プロローグ
『冥界』。上の奴らはそう呼んでいる。『上の奴ら』と言うものは、いわゆる人間や動物のことを指していて、この『冥界』ではそれらをまとめて、『上の奴ら』とか、『地上の奴』などと呼んでいる。もちろん、人間とちゃんと呼んでいる人たちも少なからずは存在する。
ここ冥界では、上からの『死者』と、ここから生まれ変わり、新たな生命を獲得する『転生者』が何千人単位で行き来している場所である。冥界にたどり着くには大きく分けて二つのルートが存在する。
一つ目は、肉体が朽ちて、『死者』となった者は一度『死者厳正裁判所』、略して『死厳所』にて、合計十個の簡単な質問に答え、最終的に裁判官である『決定者』の判決によって『天界』か『冥界』かのどちらかに送られることとなる。
二つ目であるが、これは非常に稀な方法であり、過去でも数十回くらいしか行われたことのない判決方法、いや、そもそも判決ではなく、『連行』という方がふさわしい。過去に常軌を逸し、悲惨な行為をしてきたものを、冥王ハデスが厳正に判断及び選択し、下されるその方法の名は『強制冥界連行』。『決定者』に判決を下されることなく、直接冥界からの使者が本人の下に向かい、強制的に魂を抜きとり、冥界へと誘う方法だ。冥界からの使者は『連行者』と呼ばれる。この方法で連行されてくる人は特別な事例を除き、大半の者は転生の期が訪れぬまま、冥界の『特別牢獄』へ有無を言わさず放り込まれる形式となっている。(冥界基本事項録 第一章より抜粋し、説明者が朗読したもの)
上記の方法によって冥界へと誘われた者たちは、判決のレベルによって労働の過酷さが変わっており、レベルが低いほど、労働が軽く、近いうちに転生の許可が下りる仕組みとなっている。レベルは全部で1~5まで存在する。『強制連行』の者はどのレベルにも分類されないものとする。
大抵のものはレベル1~3止まりでただの死者扱いなのだが、、レベル4~5の者は死者の中でも危険度が高い者が多い仕組みとなっている。(冥界基本事項録 第二章より抜粋し、説明者が朗読したもの)
『天界』というのは、『冥界』とは対の存在の、言うなれば『天国』である。天界の本質のうち、『死者』と『転生』は冥界と同一だが、大きな違いが一つ。労働がないということだ。労働は任意で行え、自由気ままに暮らせ、誰も咎める人のいない真の楽園である。しかし、その楽園にも過去までは一つ問題があった。それは、『転生』をしたくないという人が大多数存在したからである。天界も冥界と同じように、毎日数千人の死者が判決を受けて舞い降りてくる。転生は強制ではない。それが災いし、転生を拒み、するものは毎日では数えられるほどしか存在しなかったた。そのため死者が増え続け、一度天界が異常なほどの人口爆発をみせて大変な事になったそうだ。
このままではダメだと考えた天界の王は、天界にやってきた者を順番に強制的に転生させるという強硬手段に打って出た。初めは案の定全員から大反対の猛反発を受けたとのことだが、その後は皆天界に別れを告げ、渋々と転生していったそーだ。(冥界歴史大全より 説明者による朗読)

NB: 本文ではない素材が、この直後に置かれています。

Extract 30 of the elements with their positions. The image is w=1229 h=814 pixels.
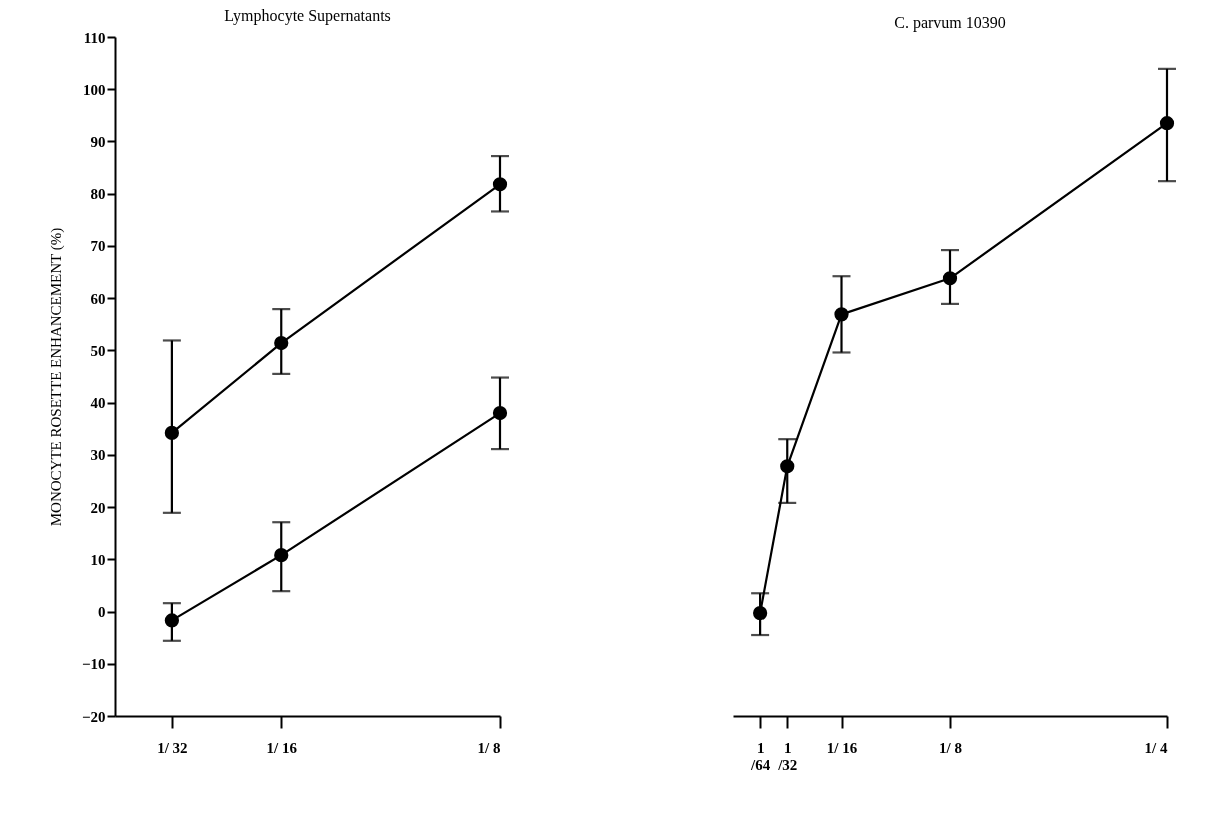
- x-tick-label: 1/32: [777, 739, 798, 773]
- y-tick-label: 10: [90, 551, 106, 568]
- x-tick-label: 1/ 8: [939, 739, 962, 756]
- y-tick-label: −10: [81, 656, 106, 673]
- y-tick-label: 40: [90, 395, 106, 412]
- x-tick-label: 1/ 8: [477, 739, 501, 756]
- x-tick-label: 1/ 16: [266, 739, 298, 756]
- chart-title: Lymphocyte Supernatants: [224, 7, 391, 25]
- y-tick-label: 110: [83, 29, 106, 46]
- y-tick-label: 0: [98, 604, 106, 621]
- y-tick-label: −20: [81, 708, 106, 725]
- point: [753, 605, 768, 621]
- y-tick-label: 60: [90, 290, 106, 307]
- x-tick-label: 1/64: [750, 739, 771, 773]
- x-tick-label: 1/ 32: [157, 739, 188, 756]
- x-tick-label: 1/ 16: [826, 739, 858, 756]
- y-tick-label: 70: [90, 238, 106, 255]
- y-tick-label: 20: [90, 499, 106, 516]
- point: [780, 459, 795, 474]
- y-tick-label: 90: [90, 133, 106, 150]
- y-tick-label: 100: [83, 81, 106, 98]
- point: [1159, 116, 1175, 131]
- y-tick-label: 30: [90, 447, 106, 464]
- x-tick-label: 1/ 4: [1144, 739, 1168, 756]
- y-tick-label: 50: [90, 342, 106, 359]
- y-tick-label: 80: [90, 186, 106, 203]
- y-axis-title: MONOCYTE ROSETTE ENHANCEMENT (%): [47, 227, 65, 527]
- chart-title: C. parvum 10390: [894, 14, 1006, 32]
- point: [942, 271, 958, 286]
- point: [834, 307, 849, 322]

転生とは、読んで字のごとく、新たな生命に生まれ変わるということだ。大体一日で数千人単位で地上に送り出され、それと同時に数千人の死者が舞いおりてくる。よって、冥界の人口は常に一定を保っている状態となっている。しかし転生といっても、自分で選べるわけではない。転生過程で、自動的に決まるのだ。人間かもしれないし、動物かもしれない。もしかしたら植物、あるいはUMA……などと種類は様々。もちろん、転生時は前世・冥界での記憶は抹消されるため、冥界の事がバレないのもそれがあるからである。(冥界基本事項録 第四章 転生より抜粋)

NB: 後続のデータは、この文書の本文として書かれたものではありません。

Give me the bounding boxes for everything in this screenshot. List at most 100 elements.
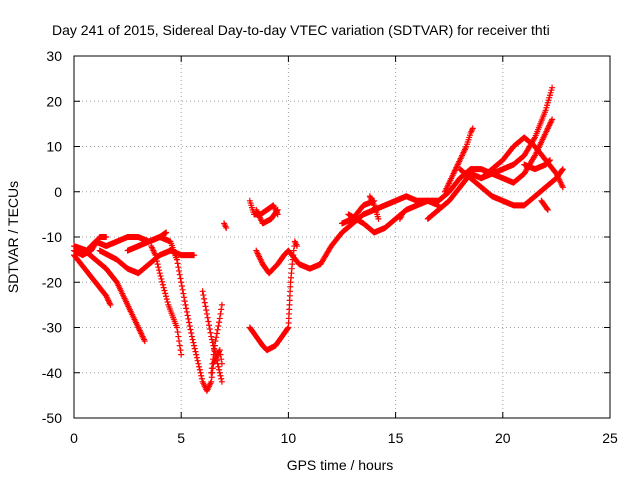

最後に一つ。冥界に来てしまった不幸な奴らに忠告しておいてやる。『冥界』の『暗黒面』には、絶対に、何が起きても侵入するんじゃねぇぞ。もし指一本でも侵入したら即刻『LEVEL』格下げだ。いや、この場合数字で言えば格上げの方が正しいのかな? まぁどっちでもいいさ。さぁて、そのチッサイ脳みそで理解できたかなァん?それじゃあこれで大まかな説明は終了だ。各自、決定者の判決によって手渡されたレベルの所定位置に速やかに向かえ。行き方は地図見りゃ分かる。ギャーギャー喚くんじゃねーよ。それがお前たちに下された判決なんだ。それでは、労働をしっかりこなして、しっかり“生き”たまえ、諸君。
ようこそ我らが『冥界』へ……。